The venture capital sector in the United States faces particularly large hurdles when it comes to gender equality, McFadden said. According to All Raise, an organization that tracks gender diversity in technology companies, only 9% of decision makers at U.S.-based venture capital firms are women, and nearly 74% of those firms do not have any women as investors at all.
That creates problems for female entrepreneurs looking to get their products and ideas funded. “You may have a great idea, you may get down the path, you may be acquiring users and doing all of the things that are correct, but your opportunity to get to those venture capitalists—ones whose networks are built on personal connections and largely dominated by men—is stymied immediately,” McFadden said.
It’s all too easy for startups to replicate those male-dominated networks. Firms that do not build diverse teams from the start find themselves in “diversity debt,” McFadden said. “If you are not baking in that diversity at the earliest stages of your company, it’s really difficult to unwind…if you have an engineering team that has, say, five white guys on it and you try to bring in a female, you’ve created an environment that is not terribly inclusive to that individual.”
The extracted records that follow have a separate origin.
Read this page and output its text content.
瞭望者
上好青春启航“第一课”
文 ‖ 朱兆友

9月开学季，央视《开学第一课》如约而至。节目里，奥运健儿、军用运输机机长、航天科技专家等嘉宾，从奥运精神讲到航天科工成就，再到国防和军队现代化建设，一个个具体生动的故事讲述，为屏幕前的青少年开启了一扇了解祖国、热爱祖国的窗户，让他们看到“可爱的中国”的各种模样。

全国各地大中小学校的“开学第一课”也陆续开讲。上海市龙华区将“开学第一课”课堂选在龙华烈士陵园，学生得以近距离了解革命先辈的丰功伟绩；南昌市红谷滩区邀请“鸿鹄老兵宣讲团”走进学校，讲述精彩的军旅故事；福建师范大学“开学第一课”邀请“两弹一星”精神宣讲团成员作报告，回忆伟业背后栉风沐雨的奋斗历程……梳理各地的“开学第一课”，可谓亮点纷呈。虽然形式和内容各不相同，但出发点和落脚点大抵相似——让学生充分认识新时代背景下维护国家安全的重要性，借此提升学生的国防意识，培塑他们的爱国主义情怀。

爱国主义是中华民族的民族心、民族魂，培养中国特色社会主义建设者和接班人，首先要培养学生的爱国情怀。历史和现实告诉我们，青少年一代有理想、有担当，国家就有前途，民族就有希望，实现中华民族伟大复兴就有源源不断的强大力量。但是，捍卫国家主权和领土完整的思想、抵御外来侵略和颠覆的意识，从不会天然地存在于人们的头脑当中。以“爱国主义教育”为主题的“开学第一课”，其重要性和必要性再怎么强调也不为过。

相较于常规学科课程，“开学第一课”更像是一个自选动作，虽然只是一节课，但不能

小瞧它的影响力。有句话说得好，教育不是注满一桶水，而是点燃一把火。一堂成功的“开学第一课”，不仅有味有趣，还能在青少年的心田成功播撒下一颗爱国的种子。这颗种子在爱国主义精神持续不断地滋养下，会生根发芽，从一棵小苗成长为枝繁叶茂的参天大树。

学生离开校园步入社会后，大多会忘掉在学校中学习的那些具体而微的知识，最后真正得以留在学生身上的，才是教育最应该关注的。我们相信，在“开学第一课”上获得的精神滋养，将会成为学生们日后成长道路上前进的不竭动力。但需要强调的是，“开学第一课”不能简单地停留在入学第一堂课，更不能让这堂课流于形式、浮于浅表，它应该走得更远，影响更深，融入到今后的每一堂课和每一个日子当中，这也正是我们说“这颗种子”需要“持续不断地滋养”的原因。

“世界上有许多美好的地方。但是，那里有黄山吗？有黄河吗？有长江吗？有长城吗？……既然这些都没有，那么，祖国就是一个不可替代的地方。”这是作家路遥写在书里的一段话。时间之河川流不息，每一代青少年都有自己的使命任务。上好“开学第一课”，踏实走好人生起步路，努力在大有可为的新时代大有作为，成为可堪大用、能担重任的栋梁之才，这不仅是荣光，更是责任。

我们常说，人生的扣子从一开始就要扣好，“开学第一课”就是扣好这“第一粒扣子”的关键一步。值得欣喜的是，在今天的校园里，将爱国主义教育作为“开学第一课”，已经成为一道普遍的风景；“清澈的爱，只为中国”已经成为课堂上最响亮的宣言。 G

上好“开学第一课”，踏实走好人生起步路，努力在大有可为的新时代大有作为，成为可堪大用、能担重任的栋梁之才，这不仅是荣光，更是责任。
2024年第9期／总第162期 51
Changing corporate culture means companies need to address long-standing myths that contribute to inequality. Baker noted that inequality can arise from an emphasis on “confidence” and “resilience” in the workplace—terms that have long been associated with masculinity. “When they’re used in specific organizational contexts, it can lead to disadvantages for women,” Baker said.
Baker’s research has shown that frequently, women are reluctant to talk about their own mistreatment in the workplace, and will sometimes blame themselves for the troubles they face. One step for organizations is to create confidential spaces for women to share their experiences, so that managers can learn what is really impeding women’s advancement. “There is this sense among women that they have to guard themselves, stand up, and in a way, show their equality,” Baker said. “If organizations can help women build their support networks, that might give them a greater voice in reshaping organizational systems.”
Another way to address inequality is acknowledge the work-life balance challenges that women face as they rise through the ranks, Baker said. “Organizations should be cultivating men as inclusive leaders. They should celebrate the achievements of women, as well as encourage them to demonstrate that they have responsibilities outside of work, perhaps in terms of picking up children from school or activities. When that happens and say, a woman needs to leave the workplace early, then it’s absolutely fine.”
McFadden agreed, adding that organizations should stay away from “maternal” or “paternal” leave to avoid defining gender roles, and instead use a more generic term to make taking time for family responsibilities acceptable for everyone in an organization.
“Human beings have lives outside of work,” McFadden said. “How can we set up a structure that makes everybody feel like they have those lives and then lead by example? It shouldn’t just be extended maternity leave. It is parental leave.”
In China, Fen said, a business culture largely dominated by men is beginning to shift, in part because of generational changes. “In the Chinese context, men who were born in the 1980s or later have a different attitude and better opinions when it comes to gender diversity,” Feng said.
In a younger couple, she said, spouses might both attend business school at the same time, as a way of showing that the family unit supports equality.
It’s an example of the way that China’s pragmatic approach is being applied to workplace norms. “Corporate culture in China is largely viewed as ‘what is functional?’ meaning, ‘what works best to fulfill the strategy we are looking to use?’ It’s a business-driven role that isn’t always viewed in the context of gender, but I think that is starting to change.”
Business schools can play a part in leveling the playing field, Feng said. She noted that more women at Renmin Business School are traveling for international exchanges, like the Global Network’s Global Network Weeks, and being exposed to different cultural norms. Then they bring those ideas back to the business culture in Beijing, Shanghai, and Hong Kong. “We have these deliberate strategies to help women prepare themselves for the challenges that await them in the future.”